The real difficulties of humanitarian work
I soon learned that it is a myth that the difficulties of a mission are war, conflict and natural disasters. Aid workers are ready for those challenges, many crave the adrenaline and the kick that they get from going through a military checkpoint or being in a war-zone. I know I did.
For most humanitarians the difficulties of a mission are the team dynamics, the tough work environment, the loneliness, the shattered illusions about humanitarian organisations, the lack of a place one can call ‘home’. That’s what leads to burnout.
While aid workers need to practice self-care (and no, alcohol doesn’t count as self-care!), it is up to their organisations to foster a healthy work environment which is the real key to burnout prevention.
Change the world?
Changing the world is a much sexier idea than changing ourselves and our organisations.

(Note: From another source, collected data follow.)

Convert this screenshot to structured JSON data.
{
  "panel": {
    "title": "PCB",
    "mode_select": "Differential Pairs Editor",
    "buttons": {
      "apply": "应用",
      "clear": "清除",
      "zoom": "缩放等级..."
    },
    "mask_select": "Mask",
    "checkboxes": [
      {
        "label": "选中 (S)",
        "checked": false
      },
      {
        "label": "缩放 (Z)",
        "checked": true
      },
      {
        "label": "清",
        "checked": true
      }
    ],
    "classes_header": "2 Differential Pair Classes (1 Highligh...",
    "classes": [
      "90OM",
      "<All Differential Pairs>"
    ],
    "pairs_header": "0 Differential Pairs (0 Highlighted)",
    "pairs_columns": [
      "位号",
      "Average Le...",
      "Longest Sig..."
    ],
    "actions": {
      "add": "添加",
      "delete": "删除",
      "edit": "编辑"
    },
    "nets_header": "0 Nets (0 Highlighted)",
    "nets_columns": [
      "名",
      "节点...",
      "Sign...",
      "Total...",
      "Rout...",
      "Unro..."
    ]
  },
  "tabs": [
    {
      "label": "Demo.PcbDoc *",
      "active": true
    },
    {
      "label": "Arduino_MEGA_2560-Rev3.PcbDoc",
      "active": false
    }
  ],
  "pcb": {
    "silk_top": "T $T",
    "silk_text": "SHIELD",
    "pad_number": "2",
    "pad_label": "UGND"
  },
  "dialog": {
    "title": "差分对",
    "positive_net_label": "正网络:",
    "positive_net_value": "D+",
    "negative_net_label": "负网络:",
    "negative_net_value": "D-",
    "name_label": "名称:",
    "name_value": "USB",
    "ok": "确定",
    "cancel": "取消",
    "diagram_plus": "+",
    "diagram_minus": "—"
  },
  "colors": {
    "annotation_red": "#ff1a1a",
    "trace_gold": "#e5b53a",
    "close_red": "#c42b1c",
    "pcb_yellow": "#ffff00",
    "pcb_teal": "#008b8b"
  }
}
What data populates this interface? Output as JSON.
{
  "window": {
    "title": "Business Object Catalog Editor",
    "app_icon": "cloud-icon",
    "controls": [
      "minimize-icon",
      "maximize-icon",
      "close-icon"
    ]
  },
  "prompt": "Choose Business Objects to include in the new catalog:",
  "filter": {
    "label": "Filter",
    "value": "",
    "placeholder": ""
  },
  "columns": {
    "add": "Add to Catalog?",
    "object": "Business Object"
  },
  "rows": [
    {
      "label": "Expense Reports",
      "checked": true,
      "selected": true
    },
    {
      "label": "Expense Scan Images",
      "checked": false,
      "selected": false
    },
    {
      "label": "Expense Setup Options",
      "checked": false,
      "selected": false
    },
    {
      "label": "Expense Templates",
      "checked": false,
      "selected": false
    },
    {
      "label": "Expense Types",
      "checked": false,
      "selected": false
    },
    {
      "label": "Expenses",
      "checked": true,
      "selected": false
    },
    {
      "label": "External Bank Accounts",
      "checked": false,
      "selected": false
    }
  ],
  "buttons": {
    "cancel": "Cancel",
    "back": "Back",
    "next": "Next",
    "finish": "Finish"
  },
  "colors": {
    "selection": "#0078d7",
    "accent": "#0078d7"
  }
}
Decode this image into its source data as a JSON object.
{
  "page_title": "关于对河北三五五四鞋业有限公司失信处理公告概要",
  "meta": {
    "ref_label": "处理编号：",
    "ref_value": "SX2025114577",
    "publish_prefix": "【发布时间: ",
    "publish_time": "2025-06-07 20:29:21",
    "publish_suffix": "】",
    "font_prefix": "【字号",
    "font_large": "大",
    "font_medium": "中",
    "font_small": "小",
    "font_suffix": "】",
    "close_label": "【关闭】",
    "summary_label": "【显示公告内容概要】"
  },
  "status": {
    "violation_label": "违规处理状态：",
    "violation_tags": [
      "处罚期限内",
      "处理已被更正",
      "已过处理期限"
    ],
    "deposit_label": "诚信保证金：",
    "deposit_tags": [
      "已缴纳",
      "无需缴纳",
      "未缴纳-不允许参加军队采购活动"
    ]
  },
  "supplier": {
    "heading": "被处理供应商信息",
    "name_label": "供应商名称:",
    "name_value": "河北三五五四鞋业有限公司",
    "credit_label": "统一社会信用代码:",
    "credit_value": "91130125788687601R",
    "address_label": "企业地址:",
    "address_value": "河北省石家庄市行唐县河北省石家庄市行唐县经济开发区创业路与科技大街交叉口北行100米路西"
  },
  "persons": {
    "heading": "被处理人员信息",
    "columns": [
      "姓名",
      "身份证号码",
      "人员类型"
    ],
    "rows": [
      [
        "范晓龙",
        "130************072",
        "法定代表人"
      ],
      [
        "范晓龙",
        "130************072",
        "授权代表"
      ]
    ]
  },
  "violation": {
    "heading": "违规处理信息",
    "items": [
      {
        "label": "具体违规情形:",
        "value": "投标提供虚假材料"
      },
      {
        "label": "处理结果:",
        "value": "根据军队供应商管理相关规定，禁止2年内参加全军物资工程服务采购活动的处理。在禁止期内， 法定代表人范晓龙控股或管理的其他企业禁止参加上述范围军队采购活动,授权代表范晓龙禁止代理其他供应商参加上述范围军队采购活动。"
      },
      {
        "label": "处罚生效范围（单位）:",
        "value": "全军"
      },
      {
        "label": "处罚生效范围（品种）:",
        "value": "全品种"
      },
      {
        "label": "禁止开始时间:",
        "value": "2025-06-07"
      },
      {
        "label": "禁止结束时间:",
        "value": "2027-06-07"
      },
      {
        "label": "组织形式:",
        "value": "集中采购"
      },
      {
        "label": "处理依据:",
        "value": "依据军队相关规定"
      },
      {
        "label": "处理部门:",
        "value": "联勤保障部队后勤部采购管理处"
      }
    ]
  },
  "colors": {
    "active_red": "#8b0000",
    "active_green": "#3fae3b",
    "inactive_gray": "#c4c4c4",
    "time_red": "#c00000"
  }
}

But I guess it’s true that “war and peace start in the heart of the individuals” as Buddhist teacher Pema Chödrön writes in Practicing Peace in Times of War (highly recommended little book, and her teachings on mp3 are even better).
Based on the wisdom of others rather than my own experience, I guess it is sensible to say that we cannot change the world out there, unless we start from ourselves and from our organisations.
Humanity as a pre-requisite for meaningful work
We are not striving for perfection, but for humanity. And humanity means that none of us here is Superman or Wonderwoman. We need a break, we need a friend, we need love, we need a home, we need some warmth and care. We don’t want to be bureaucrats, nor be subject to patronising rules. We strive for meaning otherwise we wouldn’t be doing what we are doing.
Personal and organisational mindfulness can help to develop emotional intelligence, awareness and ‘healthy empathy’. The opposite of the cynicism, and emotional numbness which are the doorway to burnout, and crippling realities in the humanitarian sector.
If we want to make the world a better place, looking within as well as after ourselves is the pre-requisite to effectively care for others. As my friend Jennifer Lentfer wrote: “Aid worker, know thyself“. Maybe that’s how changing the world starts from within.
All the best wherever you may be in the world!